Стожок для несуществующей козы - Ирина Васильевна Василькова

Стожок для несуществующей козы

Василькова Ирина Васильевна — поэт, прозаик, эссеист. Родилась в Подмосковье, окончила геологический ф-т МГУ, Литературный институт им. А.М.Горького и ф-т психологии Университета Российской академии образования. Живет в Москве, преподает в школе, руководит детской литературной студией «19 октября». Автор четырех поэтических книг. Финалист премии им. Юрия Казакова за 2008 год. Публиковалась в журналах «Новый мир», «Знамя», «Октябрь», «Литературная учеба», «Мир Паустовского» и др.

Читать Стожок для несуществующей козы (Василькова) полностью

— Видела сегодня разноцветные облака? — спросил он, дружелюбно примостившись рядом.

Леля сидела на бетонном бордюре под кустом диких роз и рассматривала голубые горы.

— На плато Патиль? Видела, конечно.

— А больше никто не видел, только ты и я.

Примазывается, факт. Каштановые глаза в пушистых ресницах. Старшекурсник. Магниторазведка — красиво звучит. Геофизики с утра практиковались на дальнем краю, видно было, как перетаскивают свои приборы и косы проводов.

Разноцветные — неточное слово. Разлохмаченные серебристые перья в небе чуть отливали легкими оттенками перламутра. Но вот белыми не были — это да. А никто не видел, потому что занимались делом: выколачивали из звонкого мергеля «фауну» — скелеты морских ежей и стебли криптоидей. Может быть, только они двое и задирали головы кверху на разных концах плато, утомившись однообразной работой. Но ей совсем не хотелось разговаривать с человеком, произносившим неточные слова.

Совершенно неинтересно.

Ее больше занимали уносимые ветром темно-розовые лепестки, оттенявшие градации голубого фона.
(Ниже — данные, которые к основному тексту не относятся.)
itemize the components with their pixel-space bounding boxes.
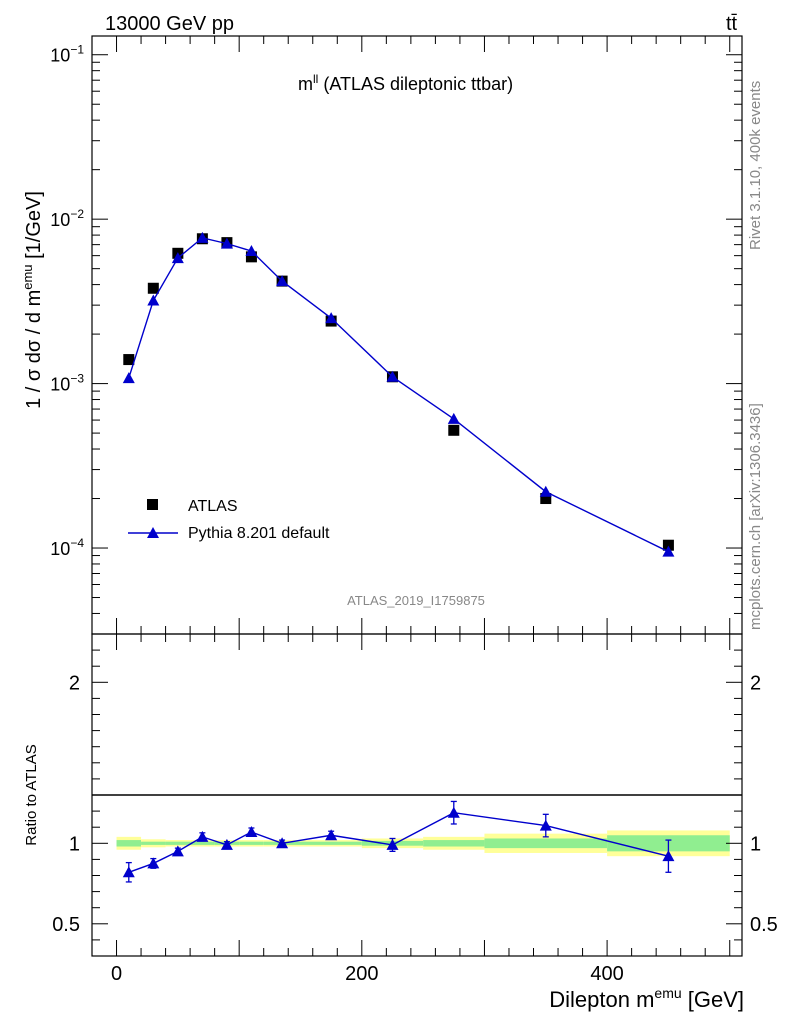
y-tick-label: 10−4: [50, 536, 84, 559]
mc-ratio-point: [171, 845, 184, 857]
mc-ratio-point: [447, 806, 460, 818]
ratio-band-stat: [423, 840, 485, 847]
atlas-data-point: [540, 493, 552, 505]
y-tick-label-base: 10: [50, 375, 70, 395]
mc-data-point: [662, 545, 675, 557]
x-axis-label-sup: emu: [654, 985, 681, 1001]
y-axis-label: 1 / σ dσ / d memu [1/GeV]: [20, 191, 45, 409]
legend: ATLAS Pythia 8.201 default: [128, 498, 330, 542]
main-panel: 10−110−210−310−4 mll (ATLAS dileptonic t…: [20, 35, 743, 635]
mc-ratio-point: [539, 819, 552, 831]
mc-ratio-point: [220, 838, 233, 850]
ratio-band-stat: [239, 841, 264, 845]
plot-title-sup: ll: [313, 72, 318, 86]
ratio-band-stat: [116, 840, 142, 847]
mc-data-point: [147, 294, 160, 306]
y-tick-label-base: 10: [50, 539, 70, 559]
ratio-tick-label-right: 2: [750, 672, 761, 694]
mc-data-point: [447, 412, 460, 424]
mc-ratio-point: [662, 850, 675, 862]
legend-mc-label: Pythia 8.201 default: [188, 525, 330, 542]
mc-data-point: [386, 370, 399, 382]
mc-line: [128, 237, 669, 553]
mc-data-point: [122, 372, 135, 384]
mc-ratio-point: [196, 830, 209, 842]
ratio-tick-label-right: 1: [750, 833, 761, 855]
ratio-bands: [116, 830, 730, 857]
mc-data-point: [325, 312, 338, 324]
main-x-ticks: [116, 36, 731, 634]
ratio-band-stat: [141, 841, 166, 845]
x-tick-label: 200: [345, 963, 378, 985]
ratio-band-stat: [190, 841, 215, 845]
mc-data-point: [220, 237, 233, 249]
mc-data-point: [196, 231, 209, 243]
y-tick-label-exp: −2: [70, 207, 84, 221]
mc-ratio-point: [245, 826, 258, 838]
mc-data-point: [245, 245, 258, 257]
x-axis-label-main: Dilepton m: [549, 987, 654, 1012]
main-y-ticks: 10−110−210−310−4: [50, 43, 742, 635]
legend-atlas-marker: [147, 499, 158, 510]
ratio-band-stat: [300, 841, 362, 845]
mc-ratio-point: [325, 829, 338, 841]
atlas-data-point: [147, 282, 159, 294]
x-axis-label: Dilepton memu [GeV]: [549, 985, 744, 1012]
ratio-panel: 2 2 1 1 0.5 0.5 Ratio to ATLAS: [23, 633, 778, 957]
x-tick-labels: 0 200 400: [111, 963, 624, 985]
ratio-band-stat: [484, 838, 608, 849]
y-tick-label: 10−3: [50, 372, 84, 395]
main-frame: [91, 35, 743, 635]
mc-data-point: [539, 485, 552, 497]
y-tick-label-base: 10: [50, 210, 70, 230]
y-axis-label-main: 1 / σ dσ / d m: [23, 290, 45, 409]
plot-title: mll (ATLAS dileptonic ttbar): [298, 72, 513, 94]
atlas-data-point: [662, 539, 674, 551]
header-final-state: tt̄: [726, 13, 738, 35]
y-tick-label-exp: −4: [70, 536, 84, 550]
ratio-series: [122, 800, 675, 883]
y-axis-label-sup: emu: [20, 264, 35, 289]
mc-data-point: [171, 252, 184, 264]
ratio-tick-label-left: 2: [69, 672, 80, 694]
main-series: [122, 231, 675, 557]
mc-ratio-point: [276, 837, 289, 849]
y-tick-label: 10−1: [50, 43, 84, 66]
mc-ratio-point: [122, 866, 135, 878]
ratio-y-ticks: 2 2 1 1 0.5 0.5: [52, 649, 778, 941]
mc-ratio-point: [147, 857, 160, 869]
y-tick-label: 10−2: [50, 207, 84, 230]
plot-title-rest: (ATLAS dileptonic ttbar): [318, 74, 513, 94]
atlas-data-point: [448, 424, 460, 436]
ratio-axis-label: Ratio to ATLAS: [23, 744, 40, 845]
mc-data-point: [276, 275, 289, 287]
analysis-label: ATLAS_2019_I1759875: [347, 593, 485, 608]
legend-atlas-label: ATLAS: [188, 498, 238, 515]
atlas-data-point: [245, 251, 257, 263]
x-tick-label: 400: [590, 963, 623, 985]
ratio-tick-label-left: 0.5: [52, 914, 80, 936]
header-process: 13000 GeV pp: [105, 13, 234, 35]
atlas-data-point: [123, 354, 135, 366]
y-tick-label-base: 10: [50, 46, 70, 66]
plot-title-var: m: [298, 74, 313, 94]
x-axis-label-unit: [GeV]: [682, 987, 744, 1012]
mcplots-label: mcplots.cern.ch [arXiv:1306.3436]: [747, 403, 764, 630]
rivet-version-label: Rivet 3.1.10, 400k events: [747, 81, 764, 250]
x-tick-label: 0: [111, 963, 122, 985]
ratio-x-ticks: [116, 634, 731, 956]
y-tick-label-exp: −3: [70, 372, 84, 386]
y-axis-label-unit: [1/GeV]: [23, 191, 45, 264]
y-tick-label-exp: −1: [70, 43, 84, 57]
ratio-band-stat: [165, 841, 191, 845]
legend-mc-marker: [147, 527, 159, 538]
ratio-tick-label-left: 1: [69, 833, 80, 855]
mc-ratio-point: [386, 838, 399, 850]
ratio-tick-label-right: 0.5: [750, 914, 778, 936]
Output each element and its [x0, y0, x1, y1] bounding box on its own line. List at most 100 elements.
Градации, именно так.

Не просто на горы смотрела — стихи сочиняла.

Свой крымский блокнот рискнула показать в Москве соседу — тот работал в газете. «И вот он пройден, этот шаг, и спуск, и пара слов — в тетрадку, и снова спать валюсь в палатку, швырнув под голову рюкзак…»

— Не слышишь? — спросил он с ехидством. — «Пара слов» — звучит как «пар ослов».

Но выправил суровой редакторской рукой, отвел целый разворот, да еще с фотографией. И место учебы указал. Теперь звезду факультета то и дело вызывали в учебную часть — вручить очередную пачку конвертов. Зачем-то писали домохозяйки и школьники, солдаты и заключенные. Ей льстило, но отвечать всем не хватало времени. Письма казались однообразными, лишь изредка попадались такие… с правильными словами.

Одно письмо было невероятно прекрасным — насквозь, от почерка до синтаксиса. Прямо пронзало. Военно-морской офицер из Питера. А ответить испугалась — на свете ведь не бывает абсолютного совершенства. Если так изысканно пишет о поэзии — может, наяву хромой, кривой и горбатый.

Зато с чумовым поэтом-неудачником из Львова Леля переписывалась долго — поначалу нравилось отговаривать его от попыток самоубийства, которыми он грозил всему свету, а заодно и ей тоже. Здоровая психика отличницы в итоге не выдержала, и переписка была спущена на тормозах — с некоторым чувством вины, но с уверенностью, что нервного Станислава удержит от суицида какая-нибудь более осязаемая особа.

Когда же эпистолярный поток иссяк, Леле стало чего-то не хватать.